The Twelve Principles of Exceptional Board Governance
These principles define governance not as dry, obligatory compliance, but as a creative and collaborative process that supports the chief executive, engages board members, and furthers the causes we all serve.
Good governance requires the board to balance its role as an oversight body with its role as a force supporting the organization. The difference between responsible and exceptional boards lies in thoughtfulness and intentionality, action and engagement, knowledge and communication. The following twelve principles offer our chief executive a description of an empowered board that is a strategic asset to be leveraged. They provide board members with a vision of what is possible and a way to add lasting value to the organization they lead.

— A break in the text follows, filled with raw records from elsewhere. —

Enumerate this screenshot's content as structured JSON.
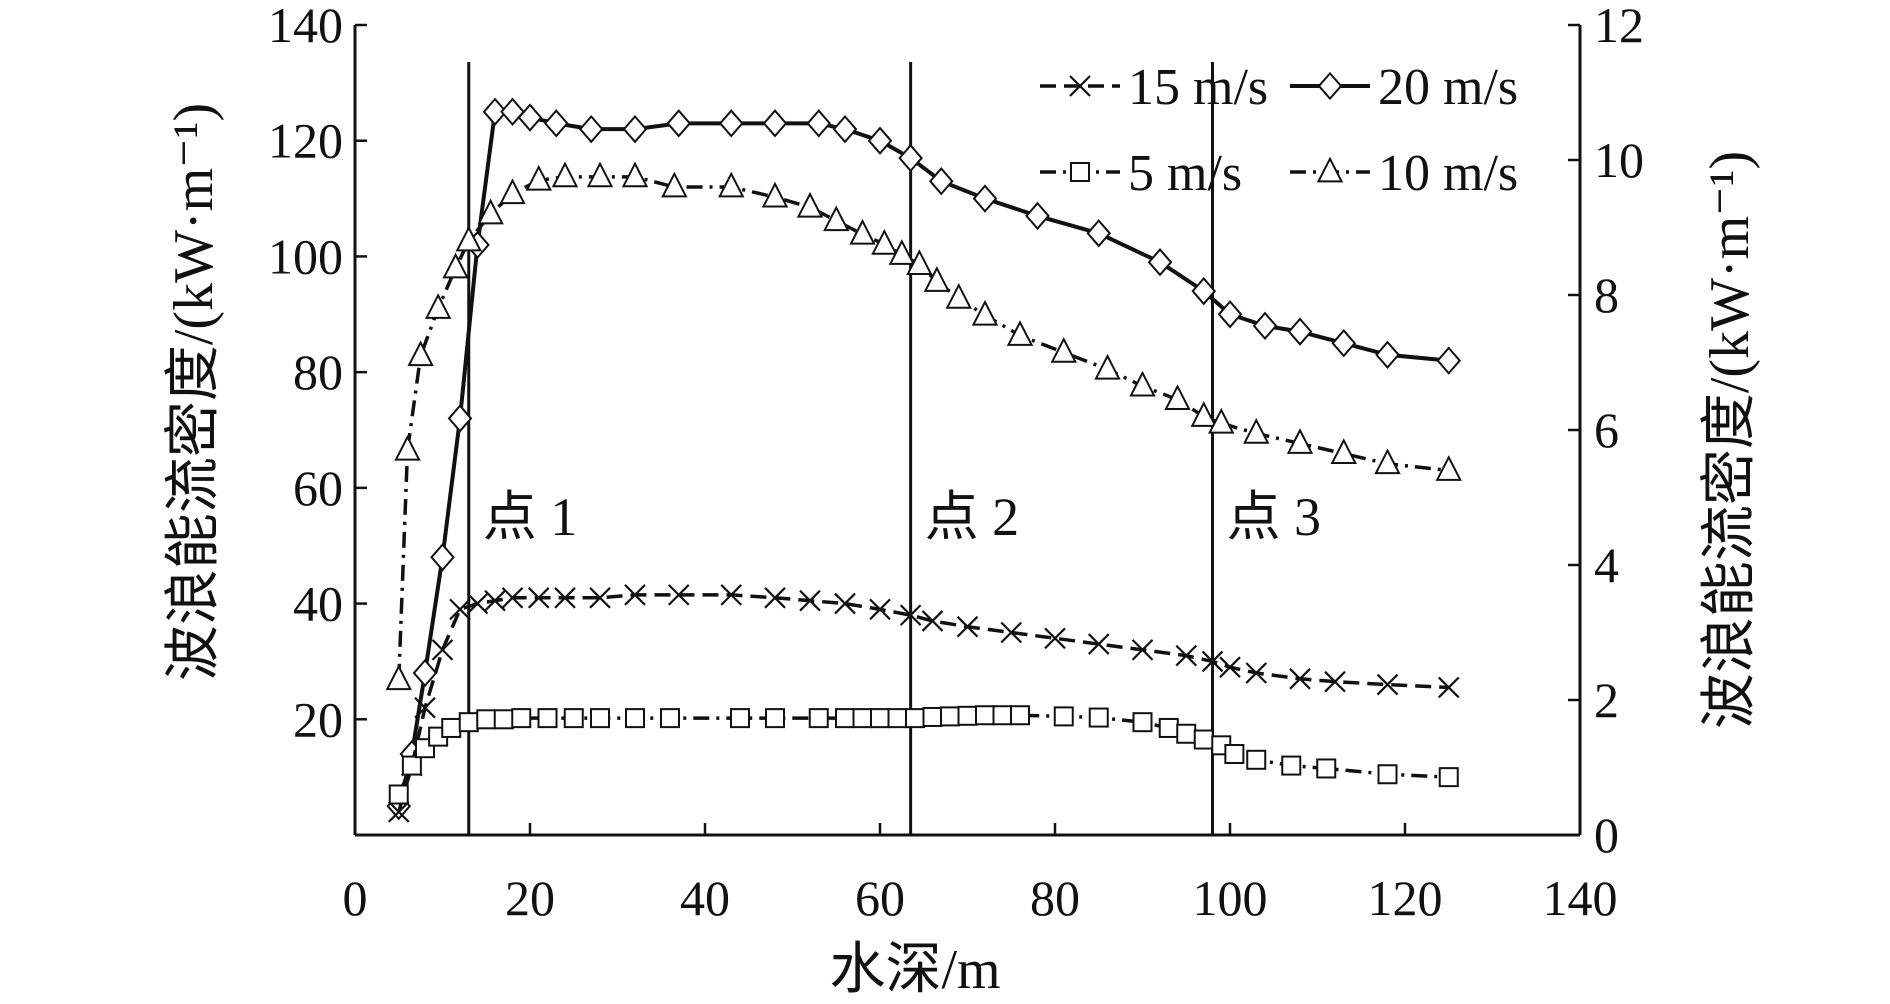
{
  "chart_data": {
    "type": "line",
    "xlabel": "水深/m",
    "ylabel_left": "波浪能流密度/(kW·m⁻¹)",
    "ylabel_right": "波浪能流密度/(kW·m⁻¹)",
    "xlim": [
      0,
      140
    ],
    "ylim_left": [
      0,
      140
    ],
    "ylim_right": [
      0,
      12
    ],
    "xticks": [
      "0",
      "20",
      "40",
      "60",
      "80",
      "100",
      "120",
      "140"
    ],
    "yticks_left": [
      "20",
      "40",
      "60",
      "80",
      "100",
      "120",
      "140"
    ],
    "yticks_right": [
      "0",
      "2",
      "4",
      "6",
      "8",
      "10",
      "12"
    ],
    "grid": false,
    "legend_position": "top-right",
    "legend": [
      {
        "label": "15 m/s",
        "series": "15 m/s"
      },
      {
        "label": "20 m/s",
        "series": "20 m/s"
      },
      {
        "label": "5 m/s",
        "series": "5 m/s"
      },
      {
        "label": "10 m/s",
        "series": "10 m/s"
      }
    ],
    "vlines": [
      {
        "x": 13,
        "label": "点 1"
      },
      {
        "x": 63.5,
        "label": "点 2"
      },
      {
        "x": 98,
        "label": "点 3"
      }
    ],
    "series": [
      {
        "name": "20 m/s",
        "axis": "left",
        "marker": "diamond",
        "line": "solid",
        "x": [
          5,
          6.5,
          8,
          10,
          12,
          14,
          16,
          18,
          20,
          23,
          27,
          32,
          37,
          43,
          48,
          53,
          56,
          60,
          63.5,
          67,
          72,
          78,
          85,
          92,
          97,
          100,
          104,
          108,
          113,
          118,
          125
        ],
        "y": [
          5,
          14,
          28,
          48,
          72,
          102,
          125,
          125,
          124,
          123,
          122,
          122,
          123,
          123,
          123,
          123,
          122,
          120,
          117,
          113,
          110,
          107,
          104,
          99,
          94,
          90,
          88,
          87,
          85,
          83,
          82
        ]
      },
      {
        "name": "10 m/s",
        "axis": "right",
        "marker": "triangle",
        "line": "dashdot",
        "x": [
          5,
          6,
          7.5,
          9.5,
          11.5,
          13,
          15.5,
          18,
          21,
          24,
          28,
          32,
          36.5,
          43,
          48,
          52,
          55,
          58,
          60.5,
          62.5,
          64.5,
          66.5,
          69,
          72,
          76,
          81,
          86,
          90,
          94,
          97,
          99,
          103,
          108,
          113,
          118,
          125
        ],
        "y": [
          2.3,
          5.7,
          7.1,
          7.8,
          8.4,
          8.8,
          9.2,
          9.5,
          9.7,
          9.75,
          9.75,
          9.75,
          9.6,
          9.6,
          9.45,
          9.3,
          9.1,
          8.9,
          8.75,
          8.6,
          8.45,
          8.2,
          7.95,
          7.7,
          7.4,
          7.15,
          6.9,
          6.65,
          6.45,
          6.2,
          6.1,
          5.95,
          5.8,
          5.65,
          5.5,
          5.4
        ]
      },
      {
        "name": "15 m/s",
        "axis": "left",
        "marker": "x",
        "line": "dashed",
        "x": [
          5,
          6.5,
          8,
          10,
          12,
          14,
          16,
          18,
          21,
          24,
          28,
          32,
          37,
          43,
          48,
          52,
          56,
          60,
          63.5,
          66,
          70,
          75,
          80,
          85,
          90,
          95,
          98,
          100,
          103,
          108,
          112,
          118,
          125
        ],
        "y": [
          4,
          12,
          22,
          32,
          39,
          40,
          40.5,
          41,
          41,
          41,
          41,
          41.5,
          41.5,
          41.5,
          41,
          40.5,
          40,
          39,
          38,
          37,
          36,
          35,
          34,
          33,
          32,
          31,
          30,
          29,
          28,
          27,
          26.5,
          26,
          25.5
        ]
      },
      {
        "name": "5 m/s",
        "axis": "left",
        "marker": "square",
        "line": "dashdot",
        "x": [
          5,
          6.5,
          8,
          9.5,
          11,
          13,
          15,
          17,
          19,
          22,
          25,
          28,
          32,
          36,
          44,
          48,
          53,
          56,
          58,
          60,
          62,
          64,
          66,
          68,
          70,
          72,
          74,
          76,
          81,
          85,
          90,
          93,
          95,
          97,
          99,
          100.5,
          103,
          107,
          111,
          118,
          125
        ],
        "y": [
          7,
          12,
          15,
          17,
          18.5,
          19.5,
          20,
          20,
          20.2,
          20.2,
          20.2,
          20.2,
          20.2,
          20.2,
          20.2,
          20.2,
          20.2,
          20.2,
          20.2,
          20.2,
          20.2,
          20.2,
          20.4,
          20.5,
          20.6,
          20.7,
          20.7,
          20.7,
          20.5,
          20.3,
          19.5,
          18.5,
          17.5,
          16.5,
          15.5,
          14,
          13,
          12,
          11.5,
          10.5,
          10
        ]
      }
    ]
  }
}
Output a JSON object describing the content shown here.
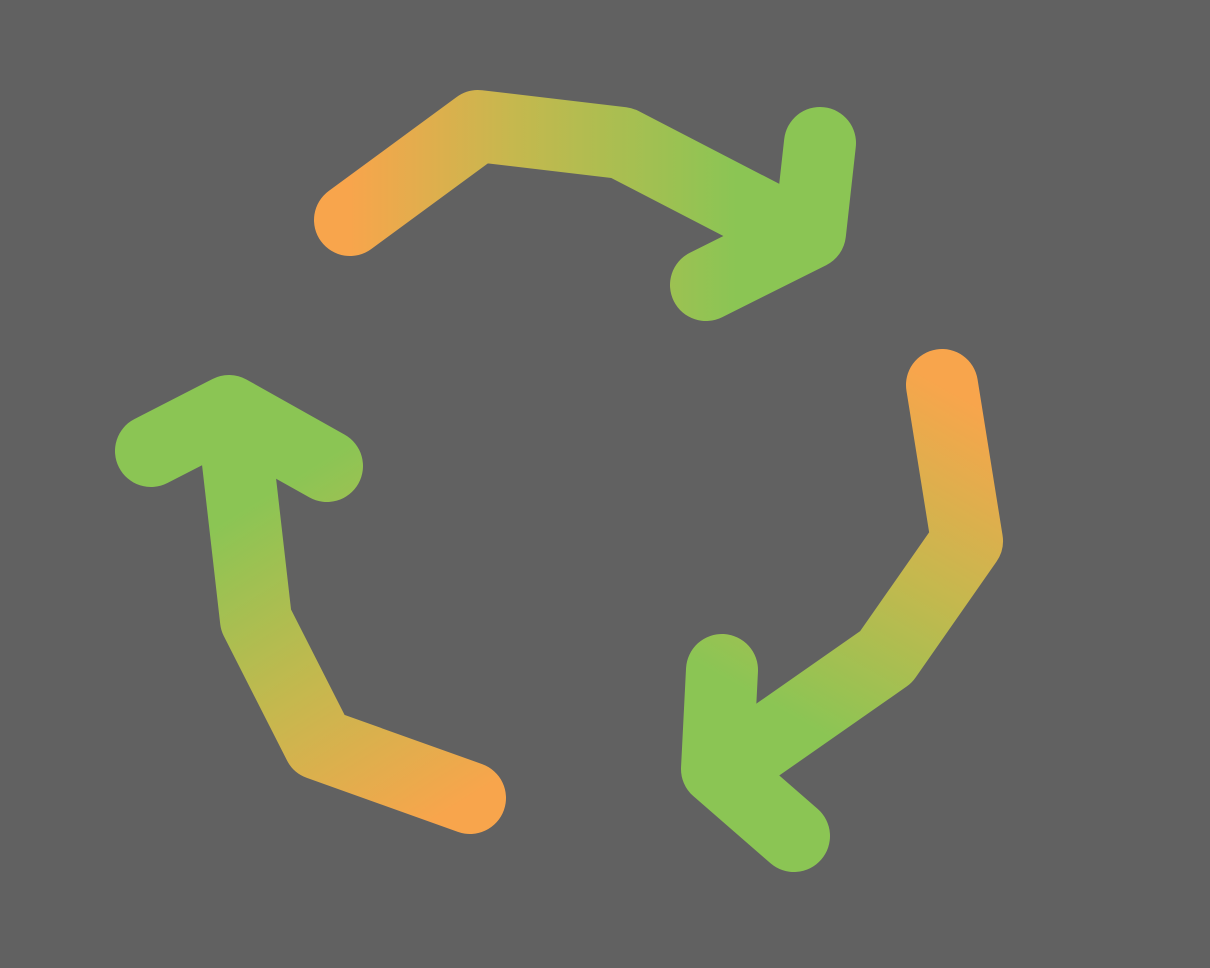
{
  "background_color": "#616161",
  "icon": {
    "name": "recycle-arrows-icon",
    "arrow_count": 3,
    "colors": {
      "tail": "#F8A54C",
      "middle": "#C5B84E",
      "head": "#8BC554"
    }
  }
}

1. Constructive partnership
Exceptional boards govern in constructive partnership with the chief executive, recognizing that the effectiveness of the board and chief executive are interdependent. They build this partnership through trust, candor, respect, and honest communication and continual dialogue.
2. Mission driven
Exceptional boards shape and uphold the mission, articulate a compelling vision, and ensure the congruence between decisions and core values. They treat questions of mission, vision, and core values not as exercises to be done once, but as statements of crucial importance to be drilled down and folded into deliberations.
3. Strategic thinking
Exceptional boards allocate time to what matters most and continuously engage in strategic thinking to hone the organization’s direction. They not only align agendas and goals with strategic priorities, but also use them for assessing the chief executive, driving meeting agendas, and shaping board recruitment.
4. Culture of inquiry
Exceptional boards institutionalize a culture of inquiry, mutual respect, and constructive debate that leads to sound and shared decision making. They seek more information, question assumptions, and challenge conclusions so that they may advocate for solutions based on analysis.
5. Independent-mindedness
Exceptional boards are independent-minded. They apply rigorous conflict-of-interest procedures, and their board members put the interests of the organization above all else when making decisions. They do not allow their votes to be unduly influenced by loyalty to the chief executive or by seniority, position, or reputation of fellow board members, staff, or donors.
6. Ethos of transparency
Exceptional boards promote an ethos of transparency by ensuring that donors, stakeholders, and interested members of the public have access to appropriate and accurate information regarding finances, operations, and results. They also extend transparency internally, ensuring that every board member has equal access to relevant materials when making decisions.
7. Compliance with integrity
Exceptional boards promote strong ethical values and disciplined compliance by establishing appropriate mechanisms for active oversight. They use these mechanisms, such as independent audits, to ensure accountability and sufficient controls; to deepen their understanding of the organization; and to reduce the risk of waste, fraud, and abuse.
8. Sustaining resources
Exceptional boards link bold visions and ambitious plans to financial support, expertise, and networks of influence. Linking budgeting to strategic planning, they approve activities that can be realistically financed with existing or attainable resources, while ensuring that the organization has the infrastructure and internal capacity it needs.
9. Results-oriented
Exceptional boards are results-oriented. They measure the organization’s progress towards mission and evaluate the performance of major programs and services. They gauge efficiency, effectiveness, and impact, while simultaneously assessing the quality of service delivery, integrating benchmarks against peers, and calculating return on investment.
10. Intentional board practices
Exceptional boards purposefully structure themselves to fulfill essential governance duties and to support organizational priorities. Making governance intentional, not incidental, exceptional boards invest in structures and practices that can be thoughtfully adapted to changing circumstances.
11. Continuous learning
Exceptional boards embrace the qualities of a continuous learning organization, evaluating their own performance and assessing the value they add to the organization. They embed learning opportunities into routine governance work and in activities outside of the boardroom.
12. Revitalization
Exceptional boards energize themselves through planned turnover, thoughtful recruitment, and inclusiveness. They see the correlation between mission, strategy, and board composition, and they understand the importance of fresh perspectives and the risks of closed groups. They revitalize themselves through diversity of experience and through continuous recruitment.